I am curious to see how the rest of the school year progresses and if new theories of learning will develop from this extraordinary time! Anything is possible, right? Have the changes in your classroom environment and overall practices impacted your teaching philosophy or learning theories that you implement?

Thanks for taking a read!

Until next time,


7 thoughts on “September 27, 2020: Theories of Knowledge/Learning and My Teaching Philosophy

  1. I like how you analyzed each theory and how it relates to your teaching philosophy and practices. I have to say that I am much like you when it comes to the behaviourist learning theory with rewards and consequences for desired and non-desired behaviours. However, I feel guilty about using this type of theory as it is more of extrinsic motivation to change behaviour rather than an intrinsic approach. Having said that, I really struggle as to how to develop intrinsic motivation in students. I often struggle with my own let alone knowing how to develop students’.
    Any suggestions?
    I also love the “thinking salad” analogy. I’m going to dive into the link you provided to see if I can use that language with my own students.
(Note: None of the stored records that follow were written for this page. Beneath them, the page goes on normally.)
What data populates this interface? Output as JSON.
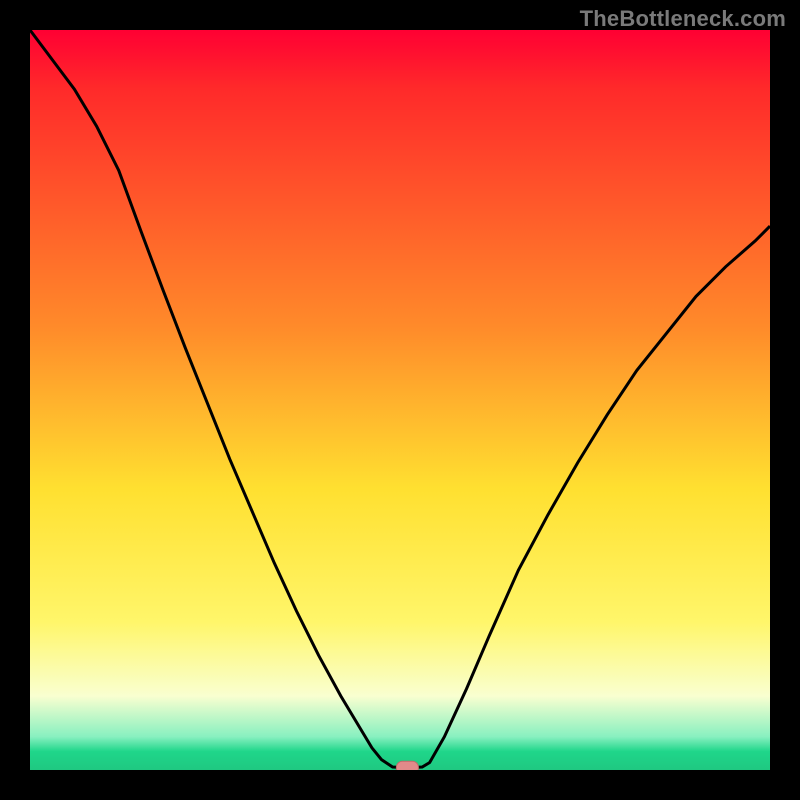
{
  "watermark": "TheBottleneck.com",
  "colors": {
    "black": "#000000",
    "curve": "#000000",
    "marker_fill": "#e28a8a",
    "marker_stroke": "#c06a6a",
    "grad_top": "#ff0033",
    "grad_red": "#ff2a2a",
    "grad_orange": "#ff8a2a",
    "grad_yellow": "#ffe030",
    "grad_ltyellow": "#fff66a",
    "grad_cream": "#f9ffd0",
    "grad_mint": "#88f0c0",
    "grad_green": "#1fd68a",
    "grad_green2": "#1fc881"
  },
  "chart_data": {
    "type": "line",
    "title": "",
    "xlabel": "",
    "ylabel": "",
    "xlim": [
      0,
      1
    ],
    "ylim": [
      0,
      1
    ],
    "series": [
      {
        "name": "bottleneck-curve",
        "x": [
          0.0,
          0.03,
          0.06,
          0.09,
          0.12,
          0.15,
          0.18,
          0.21,
          0.24,
          0.27,
          0.3,
          0.33,
          0.36,
          0.39,
          0.42,
          0.45,
          0.462,
          0.475,
          0.49,
          0.51,
          0.53,
          0.54,
          0.56,
          0.59,
          0.62,
          0.66,
          0.7,
          0.74,
          0.78,
          0.82,
          0.86,
          0.9,
          0.94,
          0.98,
          1.0
        ],
        "y": [
          1.0,
          0.96,
          0.92,
          0.87,
          0.81,
          0.728,
          0.648,
          0.57,
          0.495,
          0.42,
          0.35,
          0.28,
          0.215,
          0.155,
          0.1,
          0.05,
          0.03,
          0.014,
          0.004,
          0.003,
          0.004,
          0.01,
          0.045,
          0.11,
          0.18,
          0.27,
          0.345,
          0.415,
          0.48,
          0.54,
          0.59,
          0.64,
          0.68,
          0.715,
          0.735
        ]
      }
    ],
    "marker": {
      "x": 0.51,
      "y": 0.003
    },
    "gradient_stops": [
      {
        "offset": 0.0,
        "key": "grad_top"
      },
      {
        "offset": 0.08,
        "key": "grad_red"
      },
      {
        "offset": 0.4,
        "key": "grad_orange"
      },
      {
        "offset": 0.62,
        "key": "grad_yellow"
      },
      {
        "offset": 0.8,
        "key": "grad_ltyellow"
      },
      {
        "offset": 0.9,
        "key": "grad_cream"
      },
      {
        "offset": 0.955,
        "key": "grad_mint"
      },
      {
        "offset": 0.975,
        "key": "grad_green"
      },
      {
        "offset": 1.0,
        "key": "grad_green2"
      }
    ]
  }
}
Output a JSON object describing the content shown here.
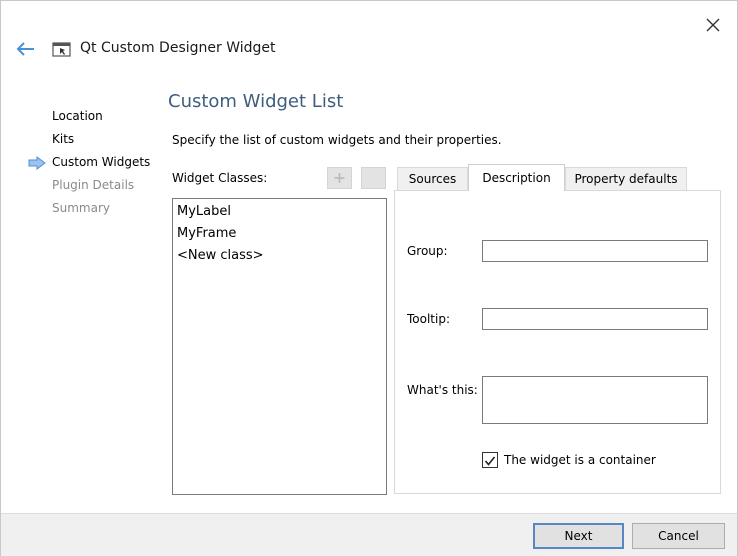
{
  "window": {
    "title": "Qt Custom Designer Widget",
    "back_icon": "back-arrow-icon",
    "app_icon": "qt-creator-icon",
    "close_icon": "close-icon"
  },
  "steps": [
    {
      "label": "Location",
      "state": "done"
    },
    {
      "label": "Kits",
      "state": "done"
    },
    {
      "label": "Custom Widgets",
      "state": "current"
    },
    {
      "label": "Plugin Details",
      "state": "pending"
    },
    {
      "label": "Summary",
      "state": "pending"
    }
  ],
  "page": {
    "heading": "Custom Widget List",
    "description": "Specify the list of custom widgets and their properties."
  },
  "classes": {
    "label": "Widget Classes:",
    "items": [
      "MyLabel",
      "MyFrame",
      "<New class>"
    ]
  },
  "tabs": [
    {
      "label": "Sources",
      "active": false
    },
    {
      "label": "Description",
      "active": true
    },
    {
      "label": "Property defaults",
      "active": false
    }
  ],
  "description_tab": {
    "group_label": "Group:",
    "group_value": "",
    "tooltip_label": "Tooltip:",
    "tooltip_value": "",
    "whatsthis_label": "What's this:",
    "whatsthis_value": "",
    "container_label": "The widget is a container",
    "container_checked": true
  },
  "buttons": {
    "next": "Next",
    "cancel": "Cancel"
  },
  "colors": {
    "heading": "#3f5e7f",
    "accent": "#4a90d9",
    "inactive_step": "#8a8a8a"
  }
}
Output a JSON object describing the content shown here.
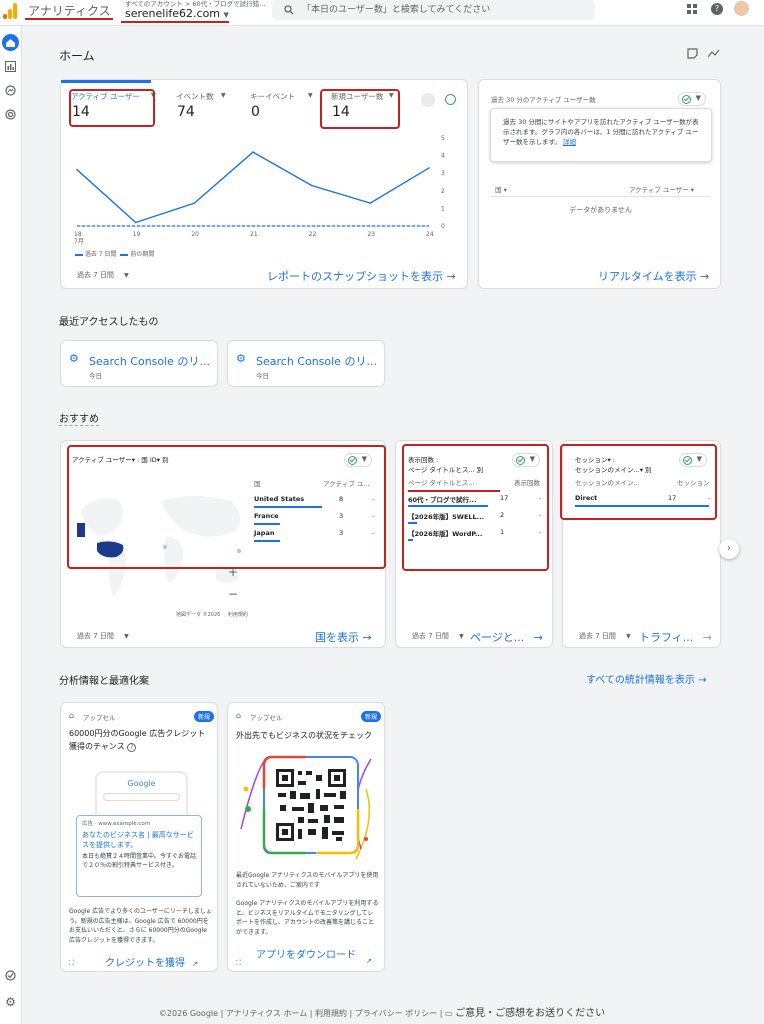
{
  "topbar": {
    "app_title": "アナリティクス",
    "account_path": "すべてのアカウント > 60代・ブログで試行錯...",
    "property_name": "serenelife62.com",
    "search_placeholder": "「本日のユーザー数」と検索してみてください"
  },
  "home": {
    "title": "ホーム"
  },
  "overview_card": {
    "metrics": [
      {
        "label": "アクティブ ユーザー",
        "value": "14"
      },
      {
        "label": "イベント数",
        "value": "74"
      },
      {
        "label": "キーイベント",
        "value": "0"
      },
      {
        "label": "新規ユーザー数",
        "value": "14"
      }
    ],
    "date_range": "過去 7 日間",
    "legend_current": "過去 7 日間",
    "legend_previous": "前の期間",
    "snapshot_link": "レポートのスナップショットを表示"
  },
  "chart_data": {
    "type": "line",
    "x": [
      "18",
      "19",
      "20",
      "21",
      "22",
      "23",
      "24"
    ],
    "x_month_label": "7月",
    "series": [
      {
        "name": "過去 7 日間",
        "values": [
          3.2,
          0.2,
          1.3,
          4.2,
          2.3,
          1.3,
          3.3
        ],
        "color": "#1a73e8",
        "style": "solid"
      },
      {
        "name": "前の期間",
        "values": [
          0,
          0,
          0,
          0,
          0,
          0,
          0
        ],
        "color": "#1a73e8",
        "style": "dashed"
      }
    ],
    "ylim": [
      0,
      5
    ],
    "yticks": [
      "5",
      "4",
      "3",
      "2",
      "1",
      "0"
    ]
  },
  "realtime_card": {
    "title": "過去 30 分のアクティブ ユーザー数",
    "tooltip_text": "過去 30 分間にサイトやアプリを訪れたアクティブ ユーザー数が表示されます。グラフ内の各バーは、1 分間に訪れたアクティブ ユーザー数を示します。",
    "tooltip_link": "詳細",
    "col_country": "国",
    "col_users": "アクティブ ユーザー",
    "empty": "データがありません",
    "link": "リアルタイムを表示"
  },
  "recent": {
    "title": "最近アクセスしたもの",
    "items": [
      {
        "label": "Search Console のリ...",
        "sub": "今日"
      },
      {
        "label": "Search Console のリ...",
        "sub": "今日"
      }
    ]
  },
  "recommend": {
    "title": "おすすめ",
    "country_card": {
      "title": "アクティブ ユーザー▾ : 国 ID▾ 別",
      "col_country": "国",
      "col_users": "アクティブ ユ...",
      "rows": [
        {
          "name": "United States",
          "value": "8",
          "bar": 1.0
        },
        {
          "name": "France",
          "value": "3",
          "bar": 0.375
        },
        {
          "name": "Japan",
          "value": "3",
          "bar": 0.375
        }
      ],
      "map_credit": "地図データ ©2026",
      "map_terms": "利用規約",
      "zoom_in": "+",
      "zoom_out": "−",
      "date_range": "過去 7 日間",
      "link": "国を表示"
    },
    "page_card": {
      "title_line1": "表示回数 :",
      "title_line2": "ページ タイトルとス... 別",
      "col_page": "ページ タイトルとス...",
      "col_views": "表示回数",
      "rows": [
        {
          "name": "60代・ブログで試行...",
          "value": "17",
          "bar": 1.0
        },
        {
          "name": "【2026年版】SWELL...",
          "value": "2",
          "bar": 0.118
        },
        {
          "name": "【2026年版】WordP...",
          "value": "1",
          "bar": 0.059
        }
      ],
      "date_range": "過去 7 日間",
      "link": "ページと..."
    },
    "session_card": {
      "title_line1": "セッション▾ :",
      "title_line2": "セッションのメイン...▾ 別",
      "col_channel": "セッションのメイン...",
      "col_value": "セッション",
      "rows": [
        {
          "name": "Direct",
          "value": "17",
          "bar": 1.0
        }
      ],
      "date_range": "過去 7 日間",
      "link": "トラフィ..."
    }
  },
  "insights": {
    "title": "分析情報と最適化案",
    "all_link": "すべての統計情報を表示",
    "cards": [
      {
        "tag": "アップセル",
        "badge": "新規",
        "title": "60000円分のGoogle 広告クレジット獲得のチャンス",
        "ad_google": "Google",
        "ad_label": "広告 · www.example.com",
        "ad_headline": "あなたのビジネス名 | 最高なサービスを提供します。",
        "ad_body": "本日も絶賛２４時間営業中。今すぐお電話で２０％の割引特典サービス付き。",
        "body": "Google 広告でより多くのユーザーにリーチしましょう。新規の広告主様は、Google 広告で 60000円をお支払いいただくと、さらに 60000円分のGoogle 広告クレジットを獲得できます。",
        "action": "クレジットを獲得"
      },
      {
        "tag": "アップセル",
        "badge": "新規",
        "title": "外出先でもビジネスの状況をチェック",
        "body1": "最近Google アナリティクスのモバイルアプリを使用されていないため、ご案内です",
        "body2": "Google アナリティクスのモバイルアプリを利用すると、ビジネスをリアルタイムでモニタリングしてレポートを作成し、アカウントの改善策を講じることができます。",
        "action": "アプリをダウンロード"
      }
    ]
  },
  "footer": {
    "text": "©2026 Google | アナリティクス ホーム | 利用規約 | プライバシー ポリシー | ",
    "feedback": "ご意見・ご感想をお送りください"
  },
  "colors": {
    "accent": "#1a73e8",
    "highlight_red": "#c5221f",
    "check_green": "#34a853",
    "logo_orange": "#f9ab00",
    "logo_dark": "#e37400"
  }
}
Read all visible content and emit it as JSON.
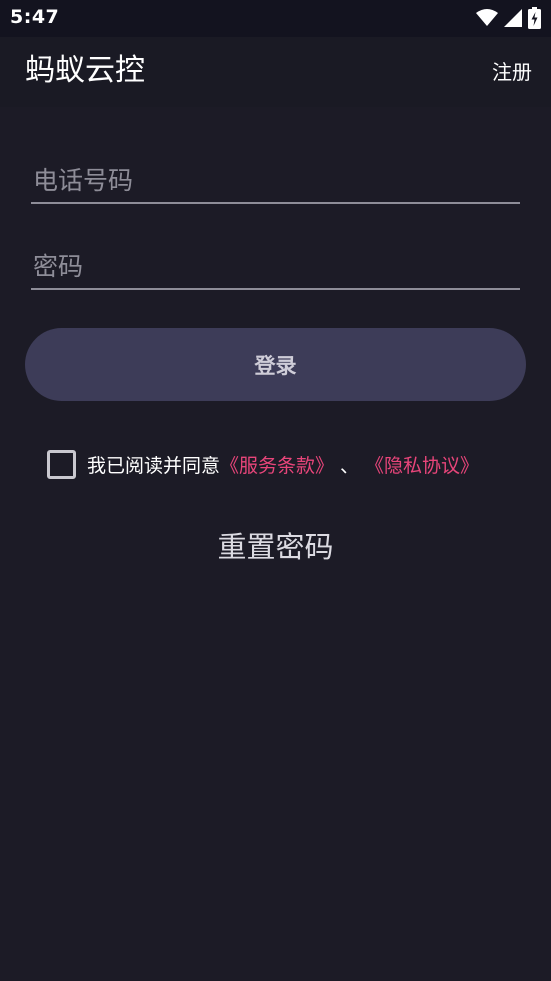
{
  "status_bar": {
    "time": "5:47",
    "icons": [
      "wifi-icon",
      "signal-icon",
      "battery-icon"
    ]
  },
  "app_bar": {
    "title": "蚂蚁云控",
    "register_label": "注册"
  },
  "form": {
    "phone_placeholder": "电话号码",
    "password_placeholder": "密码",
    "login_label": "登录"
  },
  "agreement": {
    "checked": false,
    "prefix": "我已阅读并同意",
    "terms_label": "《服务条款》",
    "separator": "、",
    "privacy_label": "《隐私协议》"
  },
  "reset_label": "重置密码",
  "colors": {
    "background": "#1c1b26",
    "status_bar": "#13131f",
    "button": "#3d3c58",
    "link_accent": "#e8457a",
    "underline": "#8e8d98"
  }
}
I always talk about building our schema and when doing pre-requisite or review work, I make reference to the filing system in my brain that I like to leaf before I dive into new information so that I can connect and confirm what I already know.

    Liked by 1 person

    1. I try to reward with items that aren’t “tangible.” Such as a positive note home, getting to read a story to a younger grade/teacher helper, or getting to do show and tell. Comprehension Connections is a great resource for teaching reading strategies! Highly recommend!


  2. Great post Leigh! I loved your connection to the “thinking salad” analogy! More green than red! Fits right in with being healthy! Lol! I am definitely going to use this! This year has been strange. I find it challenging to change my ways! It is really tough to not collaborate and work with small groups. It definitely has me thinking outside the box. Have you come across any easy ways of doing this while following all the protocols???

    Liked by 1 person

    1. Thanks Lisa!

      I have definitely been finding it challenging to change my ways as well! Most of the work my students have been doing has been independent, but I did buy a set of whiteboards for my classroom so the kids can do math games/word work from their desk with the other kids around them by showing them their whiteboard. I have two new co-teachers this year and we are trying to co-ordinate a Learning Community Meeting through Zoom or Google Hangouts. I’ve also been trying to make more of my inquiry projects independent, which has been tricky! If you have any tips, send them my way as well!


      1. Whiteboards are always a must. I’ve always used them. This year I just labelled them with their names. I’ve been doing lots of oral games as I’ve always played a lot of class games. Just have to modify it a bit. But definitely not like other years for sure. Jamboard has been good. But I just miss being able to move physically.